Supreme Court’s Medical Marijuana Ruling Having Little Effect in States
A month-old Supreme Court ruling prohibiting the distribution of medical marijuana seems to be having "little effect" in the eight states with medical marijuana laws, the AP/Nando Times reports. Authorities in Alaska, Arizona, California, Colorado, Hawaii, Maine, Oregon and Washington -- all of which permit possession of marijuana for medical purposes -- say it is "up to federal authorities," not state officials, to enforce the decision (Kravets, AP/Nando Times, 6/13). On May 14, the Supreme Court ruled that "medical necessity" is not a valid defense against federal law prohibiting marijuana distribution, upholding the closure of an Oakland, Calif., cannabis club (Kaiser Daily HIV/AIDS Report, 5/15). But Jim Green, the operator of a San Francisco cannabis club, said that "business has thrived" since the ruling. The AP/Nando Times reports that some states have "even moved to expand marijuana laws" in the past month: On June 3, Colorado moved to comply with a state voter initiative requiring the licensing of medical marijuana users; on June 4, Nevada lawmakers followed a voter referendum and adopted a medical marijuana measure that Gov. Kenny Guinn (R) has said he will sign; and on June 6, the California Senate approved a bill "legalizing marijuana cooperatives for the sick." Maine attorney general spokesperson Chuck Dow said state prosecutors "aren't too involved with enforcing the federal law," although Maine lawmakers have "shelved" a plan to distribute the drug to sick residents in response to the ruling.
No Federal Action
To date, the Bush administration has taken "no public action" on the ruling. "I think they are biding their time and being very careful for which organizations or persons they are going to target first ... because that is what is going to get all the media attention," Tim Lynch, Cato Institute director of criminal justice studies, said.

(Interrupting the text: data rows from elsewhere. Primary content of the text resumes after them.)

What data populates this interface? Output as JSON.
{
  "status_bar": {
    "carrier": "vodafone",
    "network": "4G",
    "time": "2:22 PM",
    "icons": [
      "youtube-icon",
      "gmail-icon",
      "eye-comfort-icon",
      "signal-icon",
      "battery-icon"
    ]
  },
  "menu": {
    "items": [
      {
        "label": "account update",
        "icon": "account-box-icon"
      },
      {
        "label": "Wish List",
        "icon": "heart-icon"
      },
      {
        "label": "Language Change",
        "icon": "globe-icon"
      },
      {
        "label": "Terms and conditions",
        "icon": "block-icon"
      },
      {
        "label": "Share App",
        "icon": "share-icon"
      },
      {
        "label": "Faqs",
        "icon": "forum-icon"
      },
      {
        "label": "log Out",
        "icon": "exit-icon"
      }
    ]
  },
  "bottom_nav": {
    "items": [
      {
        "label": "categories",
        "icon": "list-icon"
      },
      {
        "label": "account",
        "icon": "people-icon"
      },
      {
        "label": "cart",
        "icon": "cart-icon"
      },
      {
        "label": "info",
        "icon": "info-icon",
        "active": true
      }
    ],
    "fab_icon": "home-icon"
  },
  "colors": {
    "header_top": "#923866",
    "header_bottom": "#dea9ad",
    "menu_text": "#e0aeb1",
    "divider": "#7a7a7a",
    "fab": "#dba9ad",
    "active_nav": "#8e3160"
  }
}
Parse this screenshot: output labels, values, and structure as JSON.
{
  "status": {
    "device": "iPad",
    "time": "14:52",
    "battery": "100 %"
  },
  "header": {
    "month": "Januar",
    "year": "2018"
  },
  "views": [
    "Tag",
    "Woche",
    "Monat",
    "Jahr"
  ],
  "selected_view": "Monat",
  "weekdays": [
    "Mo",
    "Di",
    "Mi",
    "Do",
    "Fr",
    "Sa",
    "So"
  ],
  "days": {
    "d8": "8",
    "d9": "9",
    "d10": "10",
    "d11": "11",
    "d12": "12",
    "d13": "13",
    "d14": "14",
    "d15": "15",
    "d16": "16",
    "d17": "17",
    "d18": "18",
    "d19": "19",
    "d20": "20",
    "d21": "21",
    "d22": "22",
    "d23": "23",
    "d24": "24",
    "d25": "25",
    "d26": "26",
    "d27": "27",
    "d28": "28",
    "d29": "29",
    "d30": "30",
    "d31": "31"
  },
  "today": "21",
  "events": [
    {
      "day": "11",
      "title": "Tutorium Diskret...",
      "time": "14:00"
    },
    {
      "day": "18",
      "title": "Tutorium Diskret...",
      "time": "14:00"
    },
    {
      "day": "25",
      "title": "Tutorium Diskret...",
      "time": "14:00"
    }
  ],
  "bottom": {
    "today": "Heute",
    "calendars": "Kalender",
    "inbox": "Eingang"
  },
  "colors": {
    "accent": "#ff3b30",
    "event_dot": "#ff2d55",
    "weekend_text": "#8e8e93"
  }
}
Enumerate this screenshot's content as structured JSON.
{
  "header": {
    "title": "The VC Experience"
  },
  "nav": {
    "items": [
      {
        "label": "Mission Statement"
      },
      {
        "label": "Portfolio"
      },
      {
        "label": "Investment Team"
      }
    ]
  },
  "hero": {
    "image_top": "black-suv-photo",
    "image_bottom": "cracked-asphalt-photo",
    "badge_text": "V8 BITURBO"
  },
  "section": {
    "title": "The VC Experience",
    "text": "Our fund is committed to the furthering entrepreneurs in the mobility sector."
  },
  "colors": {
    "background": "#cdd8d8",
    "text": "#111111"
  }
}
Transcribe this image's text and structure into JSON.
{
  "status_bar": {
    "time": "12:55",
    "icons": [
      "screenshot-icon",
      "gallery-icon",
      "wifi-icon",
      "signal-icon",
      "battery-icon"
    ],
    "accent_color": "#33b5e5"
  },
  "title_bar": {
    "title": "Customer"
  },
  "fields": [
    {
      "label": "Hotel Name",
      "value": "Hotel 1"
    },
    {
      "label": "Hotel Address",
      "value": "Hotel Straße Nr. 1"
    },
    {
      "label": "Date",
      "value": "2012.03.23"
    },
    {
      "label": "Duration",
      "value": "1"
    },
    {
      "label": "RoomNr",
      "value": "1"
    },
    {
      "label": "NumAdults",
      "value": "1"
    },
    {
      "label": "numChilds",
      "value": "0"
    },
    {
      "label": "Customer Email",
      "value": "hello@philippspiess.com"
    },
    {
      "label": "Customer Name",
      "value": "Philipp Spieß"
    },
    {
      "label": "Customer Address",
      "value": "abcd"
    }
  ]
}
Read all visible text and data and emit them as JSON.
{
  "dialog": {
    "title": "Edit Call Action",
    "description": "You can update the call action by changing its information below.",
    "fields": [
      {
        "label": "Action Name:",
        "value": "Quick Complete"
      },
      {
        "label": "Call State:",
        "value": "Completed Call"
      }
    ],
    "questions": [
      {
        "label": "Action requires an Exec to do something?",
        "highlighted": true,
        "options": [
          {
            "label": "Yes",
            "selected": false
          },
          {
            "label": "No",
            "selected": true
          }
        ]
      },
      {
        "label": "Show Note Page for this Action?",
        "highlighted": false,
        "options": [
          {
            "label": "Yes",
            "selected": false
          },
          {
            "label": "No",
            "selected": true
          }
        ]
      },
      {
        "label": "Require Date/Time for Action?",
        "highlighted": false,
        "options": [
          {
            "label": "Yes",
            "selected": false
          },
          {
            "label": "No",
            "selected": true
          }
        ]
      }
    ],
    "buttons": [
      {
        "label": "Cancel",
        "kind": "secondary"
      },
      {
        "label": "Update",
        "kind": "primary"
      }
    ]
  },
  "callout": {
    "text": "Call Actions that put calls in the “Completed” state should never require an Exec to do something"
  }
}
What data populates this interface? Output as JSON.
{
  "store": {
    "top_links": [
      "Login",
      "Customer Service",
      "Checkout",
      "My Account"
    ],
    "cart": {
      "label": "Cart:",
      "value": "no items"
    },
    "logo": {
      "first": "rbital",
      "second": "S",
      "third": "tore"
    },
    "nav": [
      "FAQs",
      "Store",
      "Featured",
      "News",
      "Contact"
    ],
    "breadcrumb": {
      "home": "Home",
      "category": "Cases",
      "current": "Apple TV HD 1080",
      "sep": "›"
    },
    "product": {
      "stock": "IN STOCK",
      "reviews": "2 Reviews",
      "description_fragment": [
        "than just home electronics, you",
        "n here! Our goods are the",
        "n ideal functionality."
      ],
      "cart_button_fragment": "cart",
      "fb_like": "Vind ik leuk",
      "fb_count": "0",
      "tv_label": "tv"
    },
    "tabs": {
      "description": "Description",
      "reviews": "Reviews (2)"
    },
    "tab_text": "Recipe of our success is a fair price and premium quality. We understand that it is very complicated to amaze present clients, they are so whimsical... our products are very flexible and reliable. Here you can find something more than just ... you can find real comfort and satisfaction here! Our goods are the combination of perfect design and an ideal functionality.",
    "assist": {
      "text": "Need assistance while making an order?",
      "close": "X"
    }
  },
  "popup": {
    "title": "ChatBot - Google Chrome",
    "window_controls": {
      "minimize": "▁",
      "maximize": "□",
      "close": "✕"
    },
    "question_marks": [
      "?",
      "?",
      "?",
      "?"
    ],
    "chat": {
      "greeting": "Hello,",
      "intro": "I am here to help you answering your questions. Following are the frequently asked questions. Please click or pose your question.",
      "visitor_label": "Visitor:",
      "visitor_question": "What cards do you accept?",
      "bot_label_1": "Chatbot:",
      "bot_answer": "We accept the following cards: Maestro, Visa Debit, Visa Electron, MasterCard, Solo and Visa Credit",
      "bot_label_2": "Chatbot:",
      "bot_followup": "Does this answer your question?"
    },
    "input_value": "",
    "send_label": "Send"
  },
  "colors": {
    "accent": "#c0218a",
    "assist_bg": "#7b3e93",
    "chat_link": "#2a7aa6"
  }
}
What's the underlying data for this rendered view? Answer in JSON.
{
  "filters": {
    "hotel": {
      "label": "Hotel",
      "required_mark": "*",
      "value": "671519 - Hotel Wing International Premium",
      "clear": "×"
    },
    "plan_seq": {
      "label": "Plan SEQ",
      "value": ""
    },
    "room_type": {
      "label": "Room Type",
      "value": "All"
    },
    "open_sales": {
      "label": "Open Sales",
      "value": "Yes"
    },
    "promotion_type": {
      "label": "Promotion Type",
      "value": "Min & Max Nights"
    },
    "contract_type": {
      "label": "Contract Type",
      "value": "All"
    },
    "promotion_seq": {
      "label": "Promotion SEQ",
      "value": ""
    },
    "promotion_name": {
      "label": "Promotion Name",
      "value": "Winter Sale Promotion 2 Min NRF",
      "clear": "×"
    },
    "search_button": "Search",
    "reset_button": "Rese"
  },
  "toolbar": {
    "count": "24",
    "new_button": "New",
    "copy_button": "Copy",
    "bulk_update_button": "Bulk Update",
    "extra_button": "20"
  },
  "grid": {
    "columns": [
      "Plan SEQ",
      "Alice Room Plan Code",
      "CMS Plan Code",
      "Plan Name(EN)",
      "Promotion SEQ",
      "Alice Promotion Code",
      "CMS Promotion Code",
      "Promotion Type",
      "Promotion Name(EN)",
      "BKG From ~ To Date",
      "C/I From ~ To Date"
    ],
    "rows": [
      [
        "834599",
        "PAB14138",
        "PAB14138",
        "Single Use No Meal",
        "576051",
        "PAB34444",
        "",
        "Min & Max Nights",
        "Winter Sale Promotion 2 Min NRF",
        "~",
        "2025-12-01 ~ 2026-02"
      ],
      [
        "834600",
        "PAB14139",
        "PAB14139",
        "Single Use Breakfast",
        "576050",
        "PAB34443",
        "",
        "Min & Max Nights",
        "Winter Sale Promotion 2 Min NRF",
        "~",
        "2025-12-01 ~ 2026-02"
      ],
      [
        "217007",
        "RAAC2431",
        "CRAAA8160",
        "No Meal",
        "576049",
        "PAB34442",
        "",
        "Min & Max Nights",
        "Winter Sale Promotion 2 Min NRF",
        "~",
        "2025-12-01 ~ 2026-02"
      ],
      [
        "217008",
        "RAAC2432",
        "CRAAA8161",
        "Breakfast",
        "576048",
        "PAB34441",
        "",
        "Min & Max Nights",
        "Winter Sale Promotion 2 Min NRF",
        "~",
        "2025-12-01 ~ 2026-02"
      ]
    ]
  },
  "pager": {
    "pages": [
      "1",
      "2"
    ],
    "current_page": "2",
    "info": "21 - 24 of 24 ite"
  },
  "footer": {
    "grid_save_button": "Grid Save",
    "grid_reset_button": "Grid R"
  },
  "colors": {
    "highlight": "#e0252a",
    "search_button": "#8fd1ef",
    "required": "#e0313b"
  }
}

Others speculate that the Justice Department is hoping the "decision will scare medical marijuana providers out of business," or that the White House simply "has more important issues to handle." Robert Raich, an attorney for the Oakland Cannabis Buyers Cooperative, noted that federal enforcement of the ruling might "open a Pandora's box of new legal questions," since the decision left open several constitutional questions, including Congress' right to interfere with interstate commerce and states' right to "experiment with" their own laws (AP/Nando Times, 6/13).